For the past 20 months, I’ve been working in the field of education policy, where the rules are set by legislative mandate. Writing interpretation documents or clarifying that rule is a long and involved process, but there is a definite boundary.
In contrast, my new position is an opportunity to work to develop an ELP/Gifted program for 5-12 grades, which includes several hours spent with middle school students each afternoon. And honestly, the antithesis of the last position may be middle school. Or, to channel Rod Sterling, “A place where pushback is part of the status quo; a world where being ‘fair’ is just as important as the content or project.” You now have entered the Questionsphere.
It’s like going from the certitude of the epicycle model of the solar system to a reworking of the schema. I’m sure each venue has times where they feel like Galileo (see the drawing). The difference? In the District, the questions can be accompanied by claim, evidence and reasoning. If the question can’t be answered, there is a reconsideration of the system because the rules aren’t as codified.
Q1: Do I have to work with ______? I don’t like them.
MS: Can you tell me what is going on with the situation? Working with others is a skill that everyone needs to be employable.
Q2: What if _____ is a slacker or slows down the work?
MS: While you are working as a group, how can you focus on making your own work meaningful? Ultimately, it’s about the skills you gain, not the recitation of facts. Critical thinking in what we do is the real skill we are learning.

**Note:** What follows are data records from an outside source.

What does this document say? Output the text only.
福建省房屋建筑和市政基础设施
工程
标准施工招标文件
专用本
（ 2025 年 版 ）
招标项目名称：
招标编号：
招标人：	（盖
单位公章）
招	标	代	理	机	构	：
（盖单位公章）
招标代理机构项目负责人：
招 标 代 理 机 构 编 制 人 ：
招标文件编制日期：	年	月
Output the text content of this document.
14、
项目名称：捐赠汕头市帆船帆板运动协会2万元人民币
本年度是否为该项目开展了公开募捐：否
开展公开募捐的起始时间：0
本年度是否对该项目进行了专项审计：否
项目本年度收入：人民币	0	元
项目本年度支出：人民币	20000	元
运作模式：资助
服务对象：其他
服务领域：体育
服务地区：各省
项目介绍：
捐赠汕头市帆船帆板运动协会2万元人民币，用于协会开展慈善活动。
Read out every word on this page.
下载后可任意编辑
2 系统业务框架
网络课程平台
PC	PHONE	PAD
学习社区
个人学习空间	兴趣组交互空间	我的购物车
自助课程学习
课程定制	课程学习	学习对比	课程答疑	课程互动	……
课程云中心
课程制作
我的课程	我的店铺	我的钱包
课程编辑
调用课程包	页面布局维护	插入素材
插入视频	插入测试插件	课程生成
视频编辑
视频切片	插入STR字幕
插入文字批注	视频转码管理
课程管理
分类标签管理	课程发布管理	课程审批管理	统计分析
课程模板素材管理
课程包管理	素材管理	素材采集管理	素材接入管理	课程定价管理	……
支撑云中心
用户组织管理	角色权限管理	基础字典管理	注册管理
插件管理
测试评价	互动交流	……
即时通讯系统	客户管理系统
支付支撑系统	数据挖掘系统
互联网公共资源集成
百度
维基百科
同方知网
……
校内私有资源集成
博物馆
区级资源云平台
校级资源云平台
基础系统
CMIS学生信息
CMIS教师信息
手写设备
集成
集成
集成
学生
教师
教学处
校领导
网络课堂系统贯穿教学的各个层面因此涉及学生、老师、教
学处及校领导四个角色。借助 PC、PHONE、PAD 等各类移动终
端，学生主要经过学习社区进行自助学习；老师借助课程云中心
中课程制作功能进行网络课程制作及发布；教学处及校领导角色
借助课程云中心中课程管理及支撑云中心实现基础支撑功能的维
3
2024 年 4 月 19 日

Q3: It’s easier to create presentations and worksheets. Why aren’t we doing more of that?
MS: If you are Googling the answer, how much are you learning? It’s not about fact recitation. In an information economy, it’s about developing critical thinking skills that allow students to become readers, analyze text, and develop products that apply knowledge.
Questions? Bring ’em on. As a teacherpreneur, I’m back where I belong: leading from the middle.